- Disappointing economic data continue to pile pressure on NZD, AUD, and the yen against other majors mid-week.
- The Chinese yuan is strengthening against the dollar on impressive PMI data.
- The euro is losing ground against the pound as the COVID-19 situation in France and Germany arouse concerns.
- Gold is also on the back foot amid rising yields.
It’s another busy day in the forex market going by the plethora of economic releases in Europe, Canada, and the US, likely to shape traders’ sentiments. The New Zealand dollar, the Aussie dollar, and the Japanese yen are already under pressure amid a string of disappointing data.
The yen came under pressure as industrial production in the island nation fell by 2.1% in February, reversing a 4.3% rise registered in February. The decline came at the back of contraction in the motor vehicles, electric machinery, and chemical industries. The Ministry of Economy, Trade, and Industry warning that production in March is on course to fall by 1.9% continues to weigh heavily on the yen.
The yen is losing ground against the British pound, which has been strengthening across the board. GBP/JPY has already risen to three-year highs and is looking increasingly bullish amid the yen weakness and pound strength.

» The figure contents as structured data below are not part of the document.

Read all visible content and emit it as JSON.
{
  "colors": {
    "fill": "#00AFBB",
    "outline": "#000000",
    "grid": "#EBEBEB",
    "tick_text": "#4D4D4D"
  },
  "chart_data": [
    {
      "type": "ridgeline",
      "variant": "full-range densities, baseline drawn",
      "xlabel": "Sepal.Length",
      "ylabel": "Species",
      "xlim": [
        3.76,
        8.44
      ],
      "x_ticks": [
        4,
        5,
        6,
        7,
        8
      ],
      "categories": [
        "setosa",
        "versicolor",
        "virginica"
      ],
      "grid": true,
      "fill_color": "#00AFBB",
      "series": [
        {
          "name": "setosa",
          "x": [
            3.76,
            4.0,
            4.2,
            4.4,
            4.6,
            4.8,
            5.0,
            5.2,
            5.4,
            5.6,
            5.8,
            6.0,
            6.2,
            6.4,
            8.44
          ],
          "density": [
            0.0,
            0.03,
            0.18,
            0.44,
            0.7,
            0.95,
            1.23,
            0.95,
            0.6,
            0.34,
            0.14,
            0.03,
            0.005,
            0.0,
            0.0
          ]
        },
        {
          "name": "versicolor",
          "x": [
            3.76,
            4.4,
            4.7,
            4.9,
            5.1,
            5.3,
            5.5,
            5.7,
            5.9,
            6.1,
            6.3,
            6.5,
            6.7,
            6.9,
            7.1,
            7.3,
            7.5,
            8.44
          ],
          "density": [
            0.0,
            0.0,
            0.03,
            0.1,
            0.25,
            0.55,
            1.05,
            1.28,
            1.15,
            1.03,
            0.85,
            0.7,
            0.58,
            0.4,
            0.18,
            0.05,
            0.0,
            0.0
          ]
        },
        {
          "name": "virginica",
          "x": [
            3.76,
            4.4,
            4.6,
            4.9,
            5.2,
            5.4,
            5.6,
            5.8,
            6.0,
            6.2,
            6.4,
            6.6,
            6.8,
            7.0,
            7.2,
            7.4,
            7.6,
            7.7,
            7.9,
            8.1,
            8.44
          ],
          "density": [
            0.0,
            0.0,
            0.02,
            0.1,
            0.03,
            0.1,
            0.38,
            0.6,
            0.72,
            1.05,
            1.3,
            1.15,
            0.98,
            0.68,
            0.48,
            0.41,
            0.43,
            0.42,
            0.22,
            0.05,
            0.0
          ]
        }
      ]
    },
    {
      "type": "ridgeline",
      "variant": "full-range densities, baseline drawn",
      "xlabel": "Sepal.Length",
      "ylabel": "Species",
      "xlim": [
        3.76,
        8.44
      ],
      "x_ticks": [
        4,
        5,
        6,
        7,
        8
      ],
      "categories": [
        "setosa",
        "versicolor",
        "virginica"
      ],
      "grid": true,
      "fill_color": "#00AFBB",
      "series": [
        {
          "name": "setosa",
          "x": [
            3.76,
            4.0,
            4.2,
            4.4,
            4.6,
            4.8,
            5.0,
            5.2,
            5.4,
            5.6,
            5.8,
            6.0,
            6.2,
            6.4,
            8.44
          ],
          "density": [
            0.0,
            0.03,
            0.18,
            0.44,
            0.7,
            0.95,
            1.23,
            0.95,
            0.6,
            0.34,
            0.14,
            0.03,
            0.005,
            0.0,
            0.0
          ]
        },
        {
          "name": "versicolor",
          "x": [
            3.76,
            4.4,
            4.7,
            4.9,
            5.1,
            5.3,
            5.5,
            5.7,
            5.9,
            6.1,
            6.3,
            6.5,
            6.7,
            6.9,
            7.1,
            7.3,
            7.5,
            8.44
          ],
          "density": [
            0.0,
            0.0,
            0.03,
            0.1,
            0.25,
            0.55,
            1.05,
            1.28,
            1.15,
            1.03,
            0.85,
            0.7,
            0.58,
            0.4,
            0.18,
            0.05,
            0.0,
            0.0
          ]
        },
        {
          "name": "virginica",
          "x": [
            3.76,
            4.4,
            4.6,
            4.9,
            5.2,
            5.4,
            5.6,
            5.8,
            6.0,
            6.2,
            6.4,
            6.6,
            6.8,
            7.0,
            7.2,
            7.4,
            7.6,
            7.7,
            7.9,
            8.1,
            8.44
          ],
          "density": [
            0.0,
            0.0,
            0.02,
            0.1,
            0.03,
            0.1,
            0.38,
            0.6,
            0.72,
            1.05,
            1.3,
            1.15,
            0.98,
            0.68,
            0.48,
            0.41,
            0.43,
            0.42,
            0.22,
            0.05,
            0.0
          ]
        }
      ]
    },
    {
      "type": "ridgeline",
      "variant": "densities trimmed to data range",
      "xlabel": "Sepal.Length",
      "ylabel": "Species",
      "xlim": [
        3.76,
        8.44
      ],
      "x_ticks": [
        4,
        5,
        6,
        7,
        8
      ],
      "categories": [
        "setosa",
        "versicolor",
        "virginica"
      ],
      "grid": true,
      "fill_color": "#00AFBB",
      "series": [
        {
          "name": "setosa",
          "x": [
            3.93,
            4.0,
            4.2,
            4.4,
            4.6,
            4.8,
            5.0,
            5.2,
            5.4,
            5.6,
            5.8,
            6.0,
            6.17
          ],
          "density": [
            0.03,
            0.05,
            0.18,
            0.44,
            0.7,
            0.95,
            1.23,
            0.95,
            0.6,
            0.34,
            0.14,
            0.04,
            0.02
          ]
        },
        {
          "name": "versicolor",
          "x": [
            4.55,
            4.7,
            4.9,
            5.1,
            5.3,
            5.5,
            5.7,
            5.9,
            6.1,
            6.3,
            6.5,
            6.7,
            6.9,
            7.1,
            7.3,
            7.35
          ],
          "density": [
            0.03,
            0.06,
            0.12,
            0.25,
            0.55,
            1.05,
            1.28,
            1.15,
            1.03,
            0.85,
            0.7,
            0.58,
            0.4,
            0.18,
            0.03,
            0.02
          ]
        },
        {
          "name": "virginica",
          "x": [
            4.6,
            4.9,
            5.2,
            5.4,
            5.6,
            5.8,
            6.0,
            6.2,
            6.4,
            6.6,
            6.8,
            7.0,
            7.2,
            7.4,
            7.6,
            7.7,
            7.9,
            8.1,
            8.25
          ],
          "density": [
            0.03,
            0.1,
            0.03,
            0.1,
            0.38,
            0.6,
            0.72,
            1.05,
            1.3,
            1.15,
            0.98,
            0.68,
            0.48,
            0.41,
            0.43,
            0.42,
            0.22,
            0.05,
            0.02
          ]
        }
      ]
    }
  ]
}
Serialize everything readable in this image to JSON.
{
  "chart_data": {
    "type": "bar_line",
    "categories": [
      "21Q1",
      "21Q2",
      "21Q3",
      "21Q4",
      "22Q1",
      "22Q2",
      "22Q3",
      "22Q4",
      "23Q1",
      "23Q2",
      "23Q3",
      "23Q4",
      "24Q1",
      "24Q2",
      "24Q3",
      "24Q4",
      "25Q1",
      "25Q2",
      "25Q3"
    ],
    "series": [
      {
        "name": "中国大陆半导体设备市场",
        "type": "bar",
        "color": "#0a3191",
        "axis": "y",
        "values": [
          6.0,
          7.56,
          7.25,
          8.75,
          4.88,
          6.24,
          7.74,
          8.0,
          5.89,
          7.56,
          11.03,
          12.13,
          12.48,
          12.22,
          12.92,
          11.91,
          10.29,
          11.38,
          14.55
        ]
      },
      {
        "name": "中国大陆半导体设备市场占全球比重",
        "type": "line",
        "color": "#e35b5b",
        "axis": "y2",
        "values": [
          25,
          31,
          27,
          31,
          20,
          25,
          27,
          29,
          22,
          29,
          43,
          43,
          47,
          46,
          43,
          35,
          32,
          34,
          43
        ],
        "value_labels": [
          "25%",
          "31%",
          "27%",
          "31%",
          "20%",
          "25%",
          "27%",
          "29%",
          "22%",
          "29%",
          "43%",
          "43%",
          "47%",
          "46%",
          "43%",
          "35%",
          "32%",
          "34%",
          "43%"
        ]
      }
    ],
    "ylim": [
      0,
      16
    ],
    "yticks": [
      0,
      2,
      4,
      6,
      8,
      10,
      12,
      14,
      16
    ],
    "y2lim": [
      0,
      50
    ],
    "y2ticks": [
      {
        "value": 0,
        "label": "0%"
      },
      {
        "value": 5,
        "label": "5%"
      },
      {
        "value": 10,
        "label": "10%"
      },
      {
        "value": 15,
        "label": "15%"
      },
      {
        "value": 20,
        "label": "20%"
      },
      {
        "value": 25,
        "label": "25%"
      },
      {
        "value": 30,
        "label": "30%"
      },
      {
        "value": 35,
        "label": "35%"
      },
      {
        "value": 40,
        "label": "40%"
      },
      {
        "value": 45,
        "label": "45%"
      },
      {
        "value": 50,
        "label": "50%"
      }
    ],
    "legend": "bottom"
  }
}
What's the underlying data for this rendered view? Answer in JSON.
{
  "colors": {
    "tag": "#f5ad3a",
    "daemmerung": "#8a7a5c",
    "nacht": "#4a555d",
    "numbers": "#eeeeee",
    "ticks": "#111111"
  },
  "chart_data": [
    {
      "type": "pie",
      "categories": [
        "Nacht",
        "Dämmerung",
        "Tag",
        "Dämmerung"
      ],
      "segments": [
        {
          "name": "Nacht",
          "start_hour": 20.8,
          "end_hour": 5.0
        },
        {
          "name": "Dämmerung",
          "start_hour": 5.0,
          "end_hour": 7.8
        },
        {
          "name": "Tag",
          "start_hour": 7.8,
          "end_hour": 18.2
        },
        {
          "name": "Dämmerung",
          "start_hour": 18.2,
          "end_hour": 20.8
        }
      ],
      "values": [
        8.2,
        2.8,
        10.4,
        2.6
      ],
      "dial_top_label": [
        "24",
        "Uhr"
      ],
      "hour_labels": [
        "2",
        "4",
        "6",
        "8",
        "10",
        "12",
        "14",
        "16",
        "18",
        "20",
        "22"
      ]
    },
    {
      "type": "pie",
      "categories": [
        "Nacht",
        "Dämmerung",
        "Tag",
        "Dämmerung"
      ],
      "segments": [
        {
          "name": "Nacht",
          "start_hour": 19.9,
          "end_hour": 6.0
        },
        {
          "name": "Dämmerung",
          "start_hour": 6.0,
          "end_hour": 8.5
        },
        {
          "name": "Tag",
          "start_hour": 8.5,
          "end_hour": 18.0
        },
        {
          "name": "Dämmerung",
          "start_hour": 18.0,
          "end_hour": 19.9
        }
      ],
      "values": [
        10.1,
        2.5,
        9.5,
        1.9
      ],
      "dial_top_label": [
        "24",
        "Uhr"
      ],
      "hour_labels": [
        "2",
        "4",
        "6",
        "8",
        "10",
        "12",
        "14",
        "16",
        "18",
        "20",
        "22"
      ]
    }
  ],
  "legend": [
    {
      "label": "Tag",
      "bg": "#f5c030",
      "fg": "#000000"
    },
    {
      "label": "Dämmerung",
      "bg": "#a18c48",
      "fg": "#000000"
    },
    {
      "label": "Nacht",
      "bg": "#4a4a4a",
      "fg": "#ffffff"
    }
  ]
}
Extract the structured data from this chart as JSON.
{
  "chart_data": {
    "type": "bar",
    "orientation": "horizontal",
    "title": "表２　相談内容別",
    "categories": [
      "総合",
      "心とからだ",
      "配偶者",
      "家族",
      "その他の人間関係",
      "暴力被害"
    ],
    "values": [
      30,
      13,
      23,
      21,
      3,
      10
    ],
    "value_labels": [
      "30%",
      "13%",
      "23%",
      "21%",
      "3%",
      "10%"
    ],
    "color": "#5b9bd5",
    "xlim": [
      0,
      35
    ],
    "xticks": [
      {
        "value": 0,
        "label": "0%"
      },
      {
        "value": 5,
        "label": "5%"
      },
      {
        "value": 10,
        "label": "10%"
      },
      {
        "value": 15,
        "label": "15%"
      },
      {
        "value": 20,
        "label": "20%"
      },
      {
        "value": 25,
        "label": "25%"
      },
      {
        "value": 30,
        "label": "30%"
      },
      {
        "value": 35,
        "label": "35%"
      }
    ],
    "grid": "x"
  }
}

The pair is on the cusp of rallying to the 152.55 level, the next resistance level. A breach of the resistance level could see the pair rallying to highs of 153.85. Immediate support supporting the recent rally is at 151.50 levels.
The New Zealand dollar also remains under pressure on ANZ Business Confidence Index, declining from 7 to 0. Profit expectation on companies falling from 1.3 to 0.5 all but arouses concerns about the health of the economy.
China’s economic recovery continues to gather traction even as other economies continue to struggle due to the COVID-19 disruptions. Immediate data indicate that NBS Private Sector PMI figures for March increased from 50.6 to 51.9 as Services sector PMI rose from 51.4 to 56.3.
After hitting strong resistance at 6.58, USD/CNY has started edging lower amid the growing Chinese yuan strength at the back of impressive economic data.
Curtailing yuan strength against the dollar are rising yields that have continued to fuel strength on the greenback.
Looking ahead focus will be on the EUR/GBP pair with a series of economic data from the Eurozone. French consumer spending and German unemployment figures should have a significant impact on the euro.
Lockdown restrictions in France and Germany are other developments that should influence sentiments on the euro as well. Amid the broader euro weakness in recent days, EUR/GBP has collapsed to one-month highs.
The pair is staring at the 0.8500 handles the next immediate support level. A breach of the level could result in further sell-offs, with the next support seen at 0.836 level.
There are growing concerns that EUR/GBP weakness could persist as the pound has remained resilient against the euro in recent weeks. Tighter COVID-19 restrictions in Germany and France threaten to curtail economic activity in the two largest economies.
In contrast, the UK has started easing some of the COVID-19 restrictions fuelling hope of accelerated economic activity, explaining the pound’s strength against the euro. The yield spread between the 10-year UK government bond and the 10-year German bond rising also continues to make the pound attractive against the euro.
Gold sell-off persisted overnight following a plunge below the $1,700 an ounce level in the commodity markets. The yellow metal, which is often seen as a hedge against inflation, is under immense pressure amid rising yields, sending the dollar to four-month highs.
XAU/USD has since plummeted to three-week lows and looks susceptible to further declines amid dollar strength. Strengthening US economic recovery and higher inflation expectations should continue to drive yields higher, negatively impacting the non-interest-bearing metal.
A plunge to the $1,679 level paves the way for $1,673, the next support level. A sell-off followed by a close below the support level could result in a free fall to the $1,650 region the next support level. The current resistance on any bounce back is at the $1,690 level.